DMTN-269: Database schema versioning for APDB

  • Andy Salnikov

Latest Revision: 2023-08-21

Note

This technote is a work-in-progress.

1 Abstract

Alert Production Database (APDB) schema will likely need updates during its lifetime. This technical note discusses possible issues and approaches for implementing schema versioning and migration tools.

2 Introduction

Alert Production Database (APDB) schema is relatively simple but like any other piece of software it is expected to evolve over time. Some aspects of the schema are controlled by its description in sdm_schemas package, that description provides table and column declarations for science payload. Other aspects can be controlled by APDB code which can add additional entities to the schema necessary for the implementation. Both of these aspects are likely to evolve over time, which makes it necessary to support schema versioning and schema migration for APDB and its related PPDB instance.

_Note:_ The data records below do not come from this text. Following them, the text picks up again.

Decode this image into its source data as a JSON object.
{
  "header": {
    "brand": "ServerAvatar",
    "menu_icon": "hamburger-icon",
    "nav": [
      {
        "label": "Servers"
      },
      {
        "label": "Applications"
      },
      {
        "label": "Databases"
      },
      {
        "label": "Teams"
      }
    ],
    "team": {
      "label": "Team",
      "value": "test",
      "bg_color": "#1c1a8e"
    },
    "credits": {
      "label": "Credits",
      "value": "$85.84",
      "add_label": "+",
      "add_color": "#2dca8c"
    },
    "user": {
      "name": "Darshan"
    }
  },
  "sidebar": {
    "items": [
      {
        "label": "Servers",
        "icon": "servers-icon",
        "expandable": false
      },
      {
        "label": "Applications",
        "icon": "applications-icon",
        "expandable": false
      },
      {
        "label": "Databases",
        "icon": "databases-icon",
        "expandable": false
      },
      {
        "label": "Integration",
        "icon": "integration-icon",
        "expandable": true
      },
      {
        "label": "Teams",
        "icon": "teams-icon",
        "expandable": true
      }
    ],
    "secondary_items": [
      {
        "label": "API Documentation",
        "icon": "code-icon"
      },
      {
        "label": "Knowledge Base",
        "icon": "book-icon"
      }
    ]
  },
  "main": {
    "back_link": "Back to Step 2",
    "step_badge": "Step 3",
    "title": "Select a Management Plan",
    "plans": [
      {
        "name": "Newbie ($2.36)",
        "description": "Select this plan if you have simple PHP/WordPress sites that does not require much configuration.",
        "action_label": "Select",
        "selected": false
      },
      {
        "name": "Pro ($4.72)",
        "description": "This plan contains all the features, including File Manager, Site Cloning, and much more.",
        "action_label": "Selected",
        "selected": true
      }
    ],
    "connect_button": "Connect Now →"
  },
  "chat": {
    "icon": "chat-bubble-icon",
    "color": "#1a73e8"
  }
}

Versioning and version compatibility is a complicated issue, it is unlikely that we can build an ideal solution for it from very beginning and it will need more than one iteration. Here I try to outline issues that are already known and options for solving them based on experience with other parts of Rubin Data Management software.

3 Schema construction and versioning

The actual schema created when APDB is initialized is a combination of the definition in sdm_schemas (in yml/apdb.yaml) and what the APDB software implementation adds to those definitions. Each of these two pieces can evolve separately and change over time, changing the resulting database schema. Presently there are two implementations of APDB, one is based on relational databases and the sqlalchemy package, and another uses Cassandra as a storage backend. These two implementations may use different mappings of the definitions in sdm_schemas to actual database schema, and their code can evolve independently. The database schema thus depends on the version of the sdm_schemas definitions and the version of the code used to generate the schema. The schema and code versions may also change independently, though there may be cases when new sdm_schemas definitions also require code updates (e.g. to handle new types or data transformations). While the code that creates database schema does it based on the sdm_schemas description, reversing that process and reconstructing the schema description from a database is not always possible.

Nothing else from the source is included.